In a fascinating podcast interview with Daring Fireball's John Gruber, Apple Senior VP of Software Engineering Craig Federighi discusses Apple's grand ambitions for Swift, and the master plan behind releasing it.

"We saw open sourcing as a critical element to make Swift reach its potential to be the language, the major language for the next 20 years of programming in our industry," Federighi says.

It's a bold goal, especially given that old standards like Java, JavaScript, and C++ are still so firmly entrenched in the hearts, minds, and resumes of developers. Despite the popularity of Apple products like the iPhone, much of the actual development work that gets done worldwide is in older, more established languages.

So to get to industry domination, it's important to win over the developer of today, famously stubborn though they are to change their ways.

But it's possibly even more crucial to make sure that Swift - which Apple does, indeed, see as better in many regards than Objective-C, the current standard in iOS development - be appealing to programming students. Apple boasts of how easy Swift is to learn, too.

"Swift is, we think, the primary programming language that developers should be taught programming in, actually," Federighi told Gruber.

apple swift programming language

Apple.com

Which is why releasing it to open source was so critical, Federighi says. If you could only use Apple Swift to write software for Apple iPhone, Apple Macs, and Apple TV, it would never get the broad appeal it needed to go beyond an interesting curiosity for the dedicated iPhone app developer.

But once Apple Swift is released to open source, a dedicated cadre of Apple developers have the license and tools necessary to take the language and make it work on anything else. Federighi says that the Swift source code has been downloaded and cloned around 60,000 times while programmers work on tweaking it to fit their needs.

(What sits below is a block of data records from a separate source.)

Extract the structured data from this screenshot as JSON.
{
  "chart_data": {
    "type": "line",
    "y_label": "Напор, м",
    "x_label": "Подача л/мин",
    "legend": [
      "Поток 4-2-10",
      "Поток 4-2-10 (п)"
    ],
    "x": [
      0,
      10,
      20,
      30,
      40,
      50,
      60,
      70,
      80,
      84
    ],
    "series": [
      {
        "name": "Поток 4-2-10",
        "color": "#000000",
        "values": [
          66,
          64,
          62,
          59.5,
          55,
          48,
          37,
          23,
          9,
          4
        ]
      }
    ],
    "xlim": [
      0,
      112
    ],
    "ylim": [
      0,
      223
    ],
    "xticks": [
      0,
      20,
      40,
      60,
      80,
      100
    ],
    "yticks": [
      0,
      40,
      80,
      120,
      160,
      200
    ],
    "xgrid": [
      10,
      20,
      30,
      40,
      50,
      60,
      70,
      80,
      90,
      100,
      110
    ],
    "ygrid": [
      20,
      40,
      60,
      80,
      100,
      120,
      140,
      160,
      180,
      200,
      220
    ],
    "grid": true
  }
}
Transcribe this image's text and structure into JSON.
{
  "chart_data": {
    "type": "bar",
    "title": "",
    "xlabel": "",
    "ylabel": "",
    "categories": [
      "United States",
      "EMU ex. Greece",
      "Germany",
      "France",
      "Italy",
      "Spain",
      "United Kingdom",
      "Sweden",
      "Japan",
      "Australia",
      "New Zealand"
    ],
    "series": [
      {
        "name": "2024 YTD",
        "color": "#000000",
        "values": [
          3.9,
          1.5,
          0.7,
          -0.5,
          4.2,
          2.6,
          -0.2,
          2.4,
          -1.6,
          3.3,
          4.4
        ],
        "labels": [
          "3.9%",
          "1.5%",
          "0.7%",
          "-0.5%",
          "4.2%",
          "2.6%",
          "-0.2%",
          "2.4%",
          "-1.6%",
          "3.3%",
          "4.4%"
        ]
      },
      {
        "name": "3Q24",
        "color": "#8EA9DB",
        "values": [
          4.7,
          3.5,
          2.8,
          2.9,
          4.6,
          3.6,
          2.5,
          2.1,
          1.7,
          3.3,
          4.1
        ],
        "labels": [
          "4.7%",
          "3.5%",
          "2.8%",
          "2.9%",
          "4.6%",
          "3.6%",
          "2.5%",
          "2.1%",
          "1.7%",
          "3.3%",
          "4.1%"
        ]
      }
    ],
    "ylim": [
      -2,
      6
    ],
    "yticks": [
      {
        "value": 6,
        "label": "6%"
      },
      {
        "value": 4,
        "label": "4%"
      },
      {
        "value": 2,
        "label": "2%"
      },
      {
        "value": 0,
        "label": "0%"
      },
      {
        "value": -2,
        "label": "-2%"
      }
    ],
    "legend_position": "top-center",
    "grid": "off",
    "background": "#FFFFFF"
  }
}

While Swift was designed for mobile apps, for instance, IBM is taking Swift and getting it to run on its Linux servers.

And so, while it means that Apple's programming language may get use far beyond the company's own platforms, it means that the company is attracting more developers than ever before to Swift.

The benefits to Apple are potentially huge. If every programmer everywhere learns Swift, and Apple's platforms are the best places to run code in Swift, then the iPhone becomes more attractive than ever before as a place to make and sell apps.

Tim Cook

REUTERS/Stephen Lam

Apple CEO Tim Cook

Of course, it may be a while before Swift is quite ready for that - it is, after all, less than two years old, and still under development. And Objective-C, C++, and the other older workhorses will be around for a while, meaning that Apple's not planning on pulling support or anything like that.

It's just that the company is seeing it more as supporting the past while building something better for the future, Federighi says.

"People here are idealistic yet really pragmatic, and I think you see that as an Apple characteristic in many, many elements of what we do," he says.